6.In her oral submissions, Ms. Ndorongo argued that the suit property was registered in the name of the 2nd respondent on July 9, 2008 and that, under section 99(4) of the Land Act, the applicant’s remedy lies against the 1st respondent, and that the 2nd respondent should therefore not be inhibited from enjoying his rights as the owner of the suit property. In support of her submissions, Ms. Ndorongo cited Civil Appeal No. 133 of 2006 Nancy Kahoya Amadiva v Expert Credit Limited & another;  KECA 373 (KLR). Counsel submitted that Rule 5(2) (b) of the Court Appeal Rules only gives Court power to grant orders of stay of execution not inhibition, and that, in any case, there was nothing to stay because the applicants suit was dismissed. She maintained that the applicant’s appeal would not be rendered nugatory.
7.In response, Mr. Kagimu urged that damages would not be an adequate remedy to the applicant, who is over 70 years, and who has sentimental attachment to the suit property, and that disposal of the suit property would render his appeal useless. He reiterated that the applicant was seeking an order for stay of execution in regard to payment of costs.
8.We have carefully considered the motion before us, the applicant’s written submissions and the parties’ oral submissions. Although the applicant has not cited Rule 5(2) (b) of the Court of Appeal Rules in his motion, it is apparent that his application is actually anchored on that Rule, as he seeks orders pending the hearing of his appeal against the judgment of the ELC. The principles upon which such an application is considered are now well settled. An arguable appeal must be demonstrated, and the Court must be persuaded that unless the orders sought are granted, the appeal will be useless to the applicant (Multimedia University & another v Prof. Gitile N. Naituri (supra).

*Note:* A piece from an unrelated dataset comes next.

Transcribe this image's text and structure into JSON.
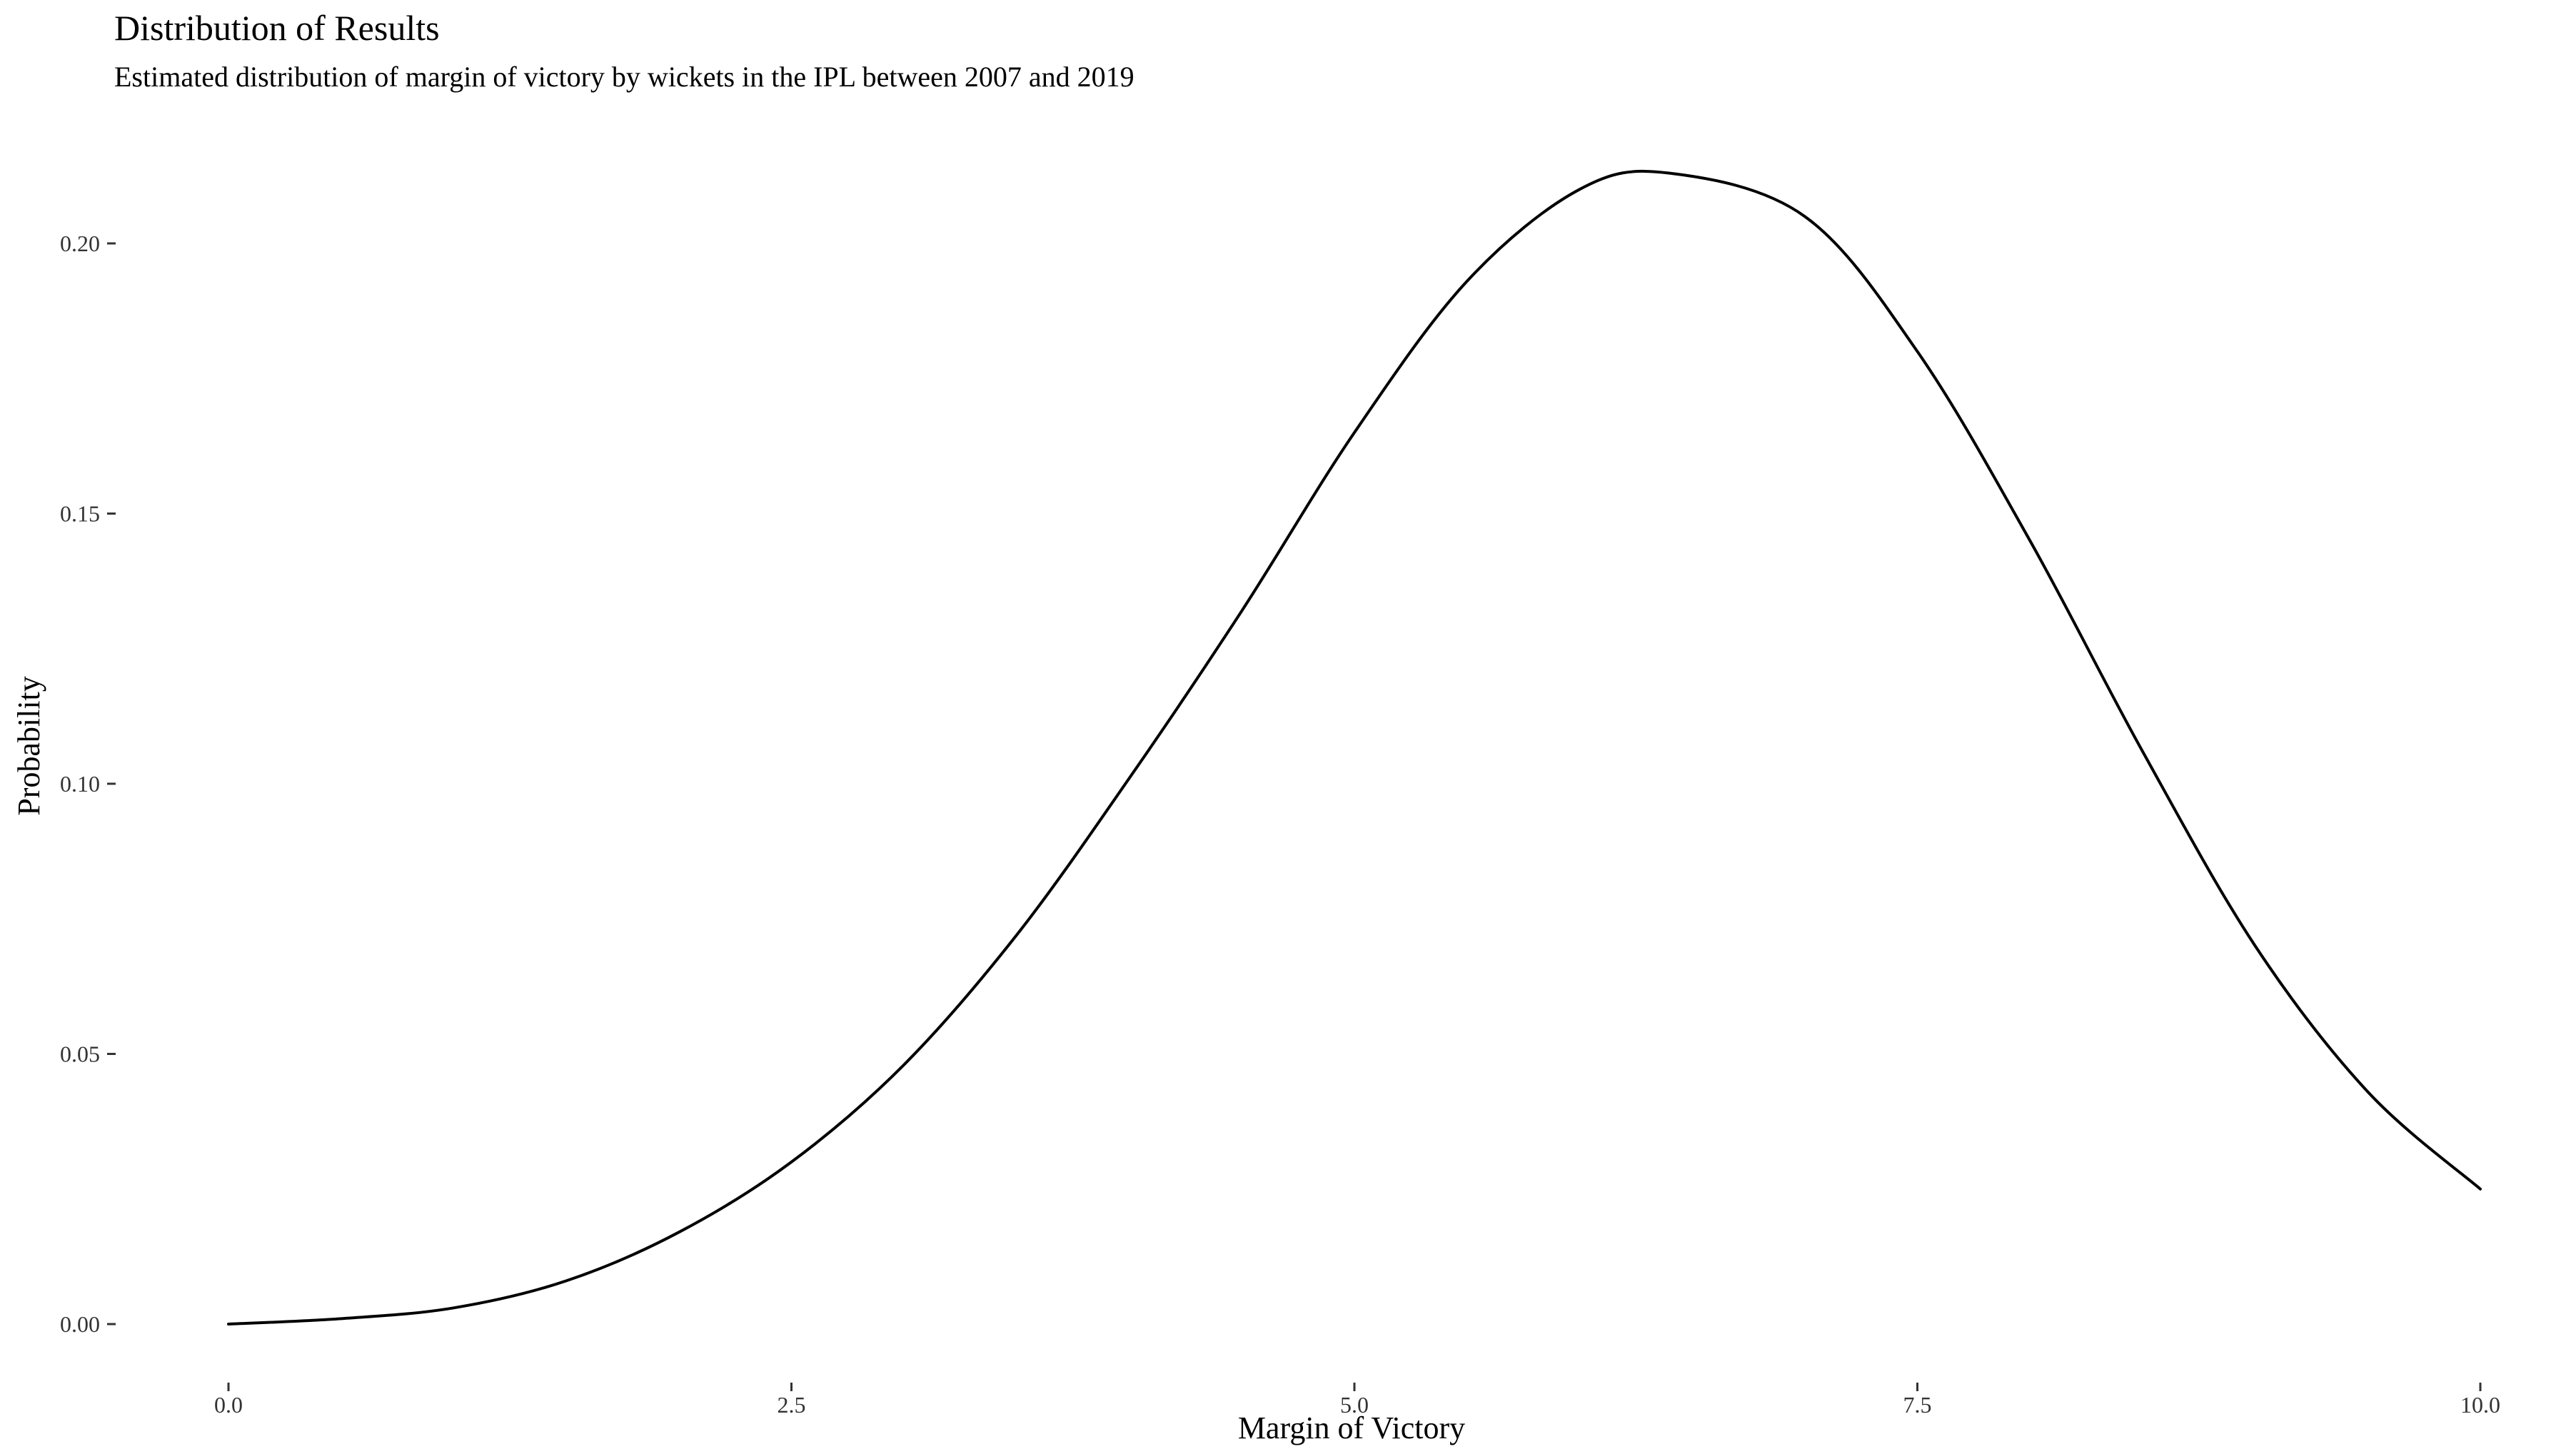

9.It is apparent that the suit property was sold and transferred to the 2nd respondent by the 1st respondent, and that for the last 14 years, the suit property has been in the hands of the 2nd respondent, who is a third party in so far as the relationship between the applicant and the 1st respondent is concerned.
10.The property having been transferred pursuant to a sale by auction, and no fraud having been alleged, it is evident that the applicant’s redress regarding any irregularity or unlawfulness in regard to the sale of the suit property, lies in damages as against the 1st respondent. We are not persuaded that the applicant has an arguable appeal in regard to the recovery of the suit property, nor are we persuaded that the applicant’s appeal would be rendered nugatory, if successful.
11.The applicant has urged the Court to consider his age, and we do sympathize that he is in his sunset years. However, the sale took place about 14 years ago, and the delay in pursuing his application can only be attributed to his own laxity.For these reasons, we find no merit in this motion. It is accordingly dismissed.